Malheureusement pour eux, pendant la nuit, le froid augmenta considérablement, accompagné d’un grand vent et de beaucoup de neige. Aussi, le lendemain matin, lorsque nous partîmes, nous trouvâmes, non loin de l’endroit où nous avions couché, et sur le bord de la route, plusieurs de ces malheureux que nous avions fait sortir du temple, et qui, trop faibles pour aller plus loin, avaient expiré devant le portail. D’autres avaient péri plus loin, dans la neige, en cherchant à gagner un endroit pour s’abriter. Nous passâmes près de ces cadavres sans rien nous communiquer. Que de tristes réflexions devions-nous faire sur ce tableau dont nous étions en partie la cause ! Mais nous en étions venus au point que les choses les plus tragiques nous devenaient indifférentes, car nous disions de sang-froid et sans émotion que, bientôt, nous mangerions les cadavres des hommes morts, car dans peu de jours, il n’y aurait plus de chevaux pour se nourrir.

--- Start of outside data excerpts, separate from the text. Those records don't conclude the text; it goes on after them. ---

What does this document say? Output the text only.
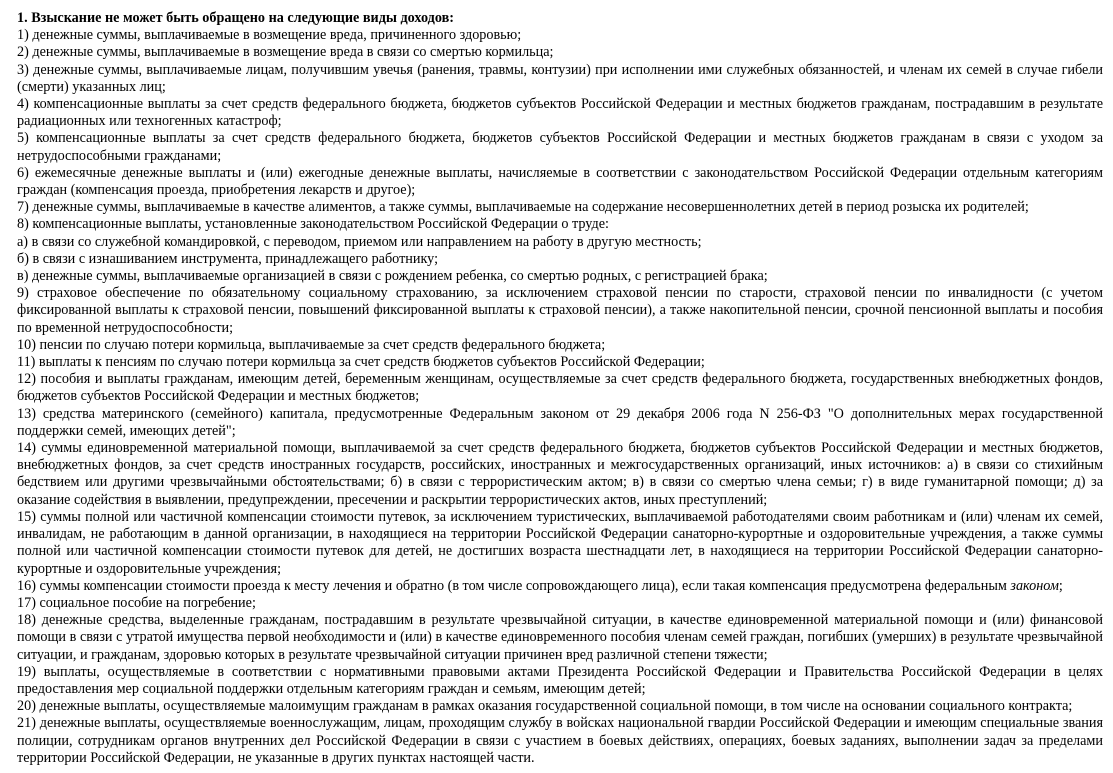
1. Взыскание не может быть обращено на следующие виды доходов:

1) денежные суммы, выплачиваемые в возмещение вреда, причиненного здоровью;

2) денежные суммы, выплачиваемые в возмещение вреда в связи со смертью кормильца;

3) денежные суммы, выплачиваемые лицам, получившим увечья (ранения, травмы, контузии) при исполнении ими служебных обязанностей, и членам их семей в случае гибели (смерти) указанных лиц;

4) компенсационные выплаты за счет средств федерального бюджета, бюджетов субъектов Российской Федерации и местных бюджетов гражданам, пострадавшим в результате радиационных или техногенных катастроф;

5) компенсационные выплаты за счет средств федерального бюджета, бюджетов субъектов Российской Федерации и местных бюджетов гражданам в связи с уходом за нетрудоспособными гражданами;

6) ежемесячные денежные выплаты и (или) ежегодные денежные выплаты, начисляемые в соответствии с законодательством Российской Федерации отдельным категориям граждан (компенсация проезда, приобретения лекарств и другое);

7) денежные суммы, выплачиваемые в качестве алиментов, а также суммы, выплачиваемые на содержание несовершеннолетних детей в период розыска их родителей;

8) компенсационные выплаты, установленные законодательством Российской Федерации о труде:

а) в связи со служебной командировкой, с переводом, приемом или направлением на работу в другую местность;

б) в связи с изнашиванием инструмента, принадлежащего работнику;

в) денежные суммы, выплачиваемые организацией в связи с рождением ребенка, со смертью родных, с регистрацией брака;

9) страховое обеспечение по обязательному социальному страхованию, за исключением страховой пенсии по старости, страховой пенсии по инвалидности (с учетом фиксированной выплаты к страховой пенсии, повышений фиксированной выплаты к страховой пенсии), а также накопительной пенсии, срочной пенсионной выплаты и пособия по временной нетрудоспособности;

10) пенсии по случаю потери кормильца, выплачиваемые за счет средств федерального бюджета;

11) выплаты к пенсиям по случаю потери кормильца за счет средств бюджетов субъектов Российской Федерации;

12) пособия и выплаты гражданам, имеющим детей, беременным женщинам, осуществляемые за счет средств федерального бюджета, государственных внебюджетных фондов, бюджетов субъектов Российской Федерации и местных бюджетов;

13) средства материнского (семейного) капитала, предусмотренные Федеральным законом от 29 декабря 2006 года N 256-ФЗ "О дополнительных мерах государственной поддержки семей, имеющих детей";

14) суммы единовременной материальной помощи, выплачиваемой за счет средств федерального бюджета, бюджетов субъектов Российской Федерации и местных бюджетов, внебюджетных фондов, за счет средств иностранных государств, российских, иностранных и межгосударственных организаций, иных источников: а) в связи со стихийным бедствием или другими чрезвычайными обстоятельствами; б) в связи с террористическим актом; в) в связи со смертью члена семьи; г) в виде гуманитарной помощи; д) за оказание содействия в выявлении, предупреждении, пресечении и раскрытии террористических актов, иных преступлений;

15) суммы полной или частичной компенсации стоимости путевок, за исключением туристических, выплачиваемой работодателями своим работникам и (или) членам их семей, инвалидам, не работающим в данной организации, в находящиеся на территории Российской Федерации санаторно-курортные и оздоровительные учреждения, а также суммы полной или частичной компенсации стоимости путевок для детей, не достигших возраста шестнадцати лет, в находящиеся на территории Российской Федерации санаторно-курортные и оздоровительные учреждения;

16) суммы компенсации стоимости проезда к месту лечения и обратно (в том числе сопровождающего лица), если такая компенсация предусмотрена федеральным законом;

17) социальное пособие на погребение;

18) денежные средства, выделенные гражданам, пострадавшим в результате чрезвычайной ситуации, в качестве единовременной материальной помощи и (или) финансовой помощи в связи с утратой имущества первой необходимости и (или) в качестве единовременного пособия членам семей граждан, погибших (умерших) в результате чрезвычайной ситуации, и гражданам, здоровью которых в результате чрезвычайной ситуации причинен вред различной степени тяжести;

19) выплаты, осуществляемые в соответствии с нормативными правовыми актами Президента Российской Федерации и Правительства Российской Федерации в целях предоставления мер социальной поддержки отдельным категориям граждан и семьям, имеющим детей;

20) денежные выплаты, осуществляемые малоимущим гражданам в рамках оказания государственной социальной помощи, в том числе на основании социального контракта;

21) денежные выплаты, осуществляемые военнослужащим, лицам, проходящим службу в войсках национальной гвардии Российской Федерации и имеющим специальные звания полиции, сотрудникам органов внутренних дел Российской Федерации в связи с участием в боевых действиях, операциях, боевых заданиях, выполнении задач за пределами территории Российской Федерации, не указанные в других пунктах настоящей части.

Une heure après nous être mis en marche, nous arrivâmes à Doubrowna, petite ville habitée en partie par des Juifs, et où toutes les maisons sont bâties en bois, et où l’Empereur avait couché avec les grenadiers et chasseurs de la Garde et une partie de l’artillerie. Nous les trouvâmes sous les armes ; ils nous apprirent que, la nuit, une fausse alarme les avait forcés d’être constamment dans la position où nous les trouvions, que c’était ce qui pouvait leur arriver de plus malheureux, car ils avaient espéré passer la nuit dans des maisons bien chauffées et habitées ; mais le sort en avait décidé autrement.

Nous traversâmes cette ville de bois pour aller à Orcha.